| Version: | 1.2.3 |
| Date: | 2025-10-16 |
| Title: | The Spike-and-Slab LASSO |
| Maintainer: | Gemma Moran <gm845@stat.rutgers.edu> |
| Description: | Efficient coordinate ascent algorithm for fitting regularization paths for linear models penalized by Spike-and-Slab LASSO of Rockova and George (2018) <doi:10.1080/01621459.2016.1260469>. |
| URL: | https://doi.org/10.1080/01621459.2016.1260469 |
| Imports: | stats, graphics |
| License: | GPL-3 |
| Encoding: | UTF-8 |
| RoxygenNote: | 7.3.3 |
| NeedsCompilation: | yes |
| Packaged: | 2025-10-31 17:37:21 UTC; gm845 |
| Author: | Veronika Rockova [aut], Gemma Moran [aut, cre] |
| Repository: | CRAN |
| Date/Publication: | 2025-11-04 19:00:13 UTC |
The Spike-and-Slab LASSO
Description
Spike-and-Slab LASSO is a spike-and-slab refinement of the LASSO procedure, using a mixture of Laplace priors indexed by 'lambda0' (spike) and 'lambda1' (slab).

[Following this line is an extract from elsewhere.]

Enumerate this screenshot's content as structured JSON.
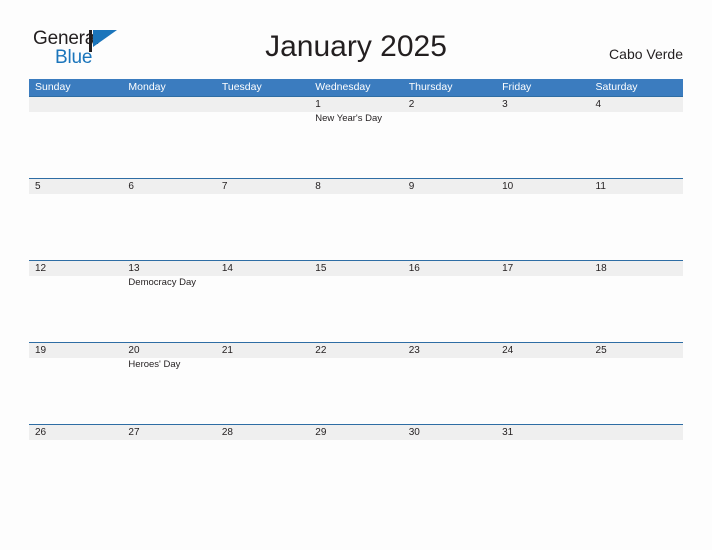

The 'SSLASSO' procedure fits coefficients paths for Spike-and-Slab LASSO-penalized linear regression models over a grid of values for the regularization parameter 'lambda0'. The code has been adapted from the 'ncvreg' package (Breheny and Huang, 2011).
Usage
SSLASSO(
X,
y,
penalty = c("adaptive", "separable"),
variance = c("fixed", "unknown"),
lambda1,
lambda0,
beta.init = numeric(ncol(X)),
nlambda = 100,
theta = 0.5,
sigma = 1,
a = 1,
b,
eps = 0.001,
max.iter = 500,
counter = 10,
warn = FALSE
)
Arguments
X |
The design matrix (n x p), without an intercept. 'SSLASSO' standardizes the data by default. |
y |
Vector of continuous responses (n x 1). The responses will be centered by default. |
penalty |
The penalty to be applied to the model. Either "separable" (with a fixed 'theta') or "adaptive" (with a random 'theta', where 'theta ~ B(a,p)'). |
variance |
Specifies whether the error variance is "fixed" or "unknown". |
lambda1 |
The slab penalty parameter. Must be smaller than the smallest 'lambda0'. |
lambda0 |
A sequence of spike penalty parameters. Must be monotone increasing. If not specified, a default sequence is generated. |
beta.init |
Initial values for the coefficients. Defaults to a vector of zeros. |
nlambda |
The number of 'lambda0' values to use in the default sequence. Defaults to 100. |
theta |
The initial mixing proportion for the spike component. Defaults to 0.5. |
sigma |
The initial value for the error standard deviation. Defaults to 1. |
a |
Hyperparameter for the Beta prior on theta. Defaults to 1. |
b |
Hyperparameter for the Beta prior on theta. Defaults to the number of predictors, p. |
eps |
Convergence tolerance. The algorithm stops when the maximum change in coefficients is less than 'eps'. Defaults to 0.001. |
max.iter |
The maximum number of iterations. Defaults to 500. |
counter |
The number of iterations between updates of the adaptive penalty parameters. Defaults to 10. |
warn |
A logical value indicating whether to issue a warning if the algorithm fails to converge. Defaults to 'FALSE'. |
Value
An object with S3 class "SSLASSO". The object contains:
beta |
A p x L matrix of estimated coefficients, where L is the number of regularization parameter values. |
intercept |
A vector of length L containing the intercept terms. |
iter |
The number of iterations for each value of 'lambda0'. |
lambda0 |
The sequence of 'lambda0' values used. |
lambda1 |
The 'lambda1' value used. |
penalty |
The penalty type used. |
thetas |
A vector of length L containing the hyper-parameter values 'theta' (the same as 'theta' for "separable" penalty). |
sigmas |
A vector of length L containing the values 'sigma' (the same as the initial 'sigma' for "known" variance). |
select |
A (p x L) binary matrix indicating which variables were selected along the solution path. |
model |
A single model chosen after the stabilization of the regularization path. |
n |
The number of observations. |
Author(s)
Veronika Rockova <Veronika.Rockova@chicagobooth.edu>, Gemma Moran <gm845@stat.rutgers.edu>
References
Ročková, V., & George, E. I. (2018). The spike-and-slab lasso. Journal of the American Statistical Association, 113(521), 431-444.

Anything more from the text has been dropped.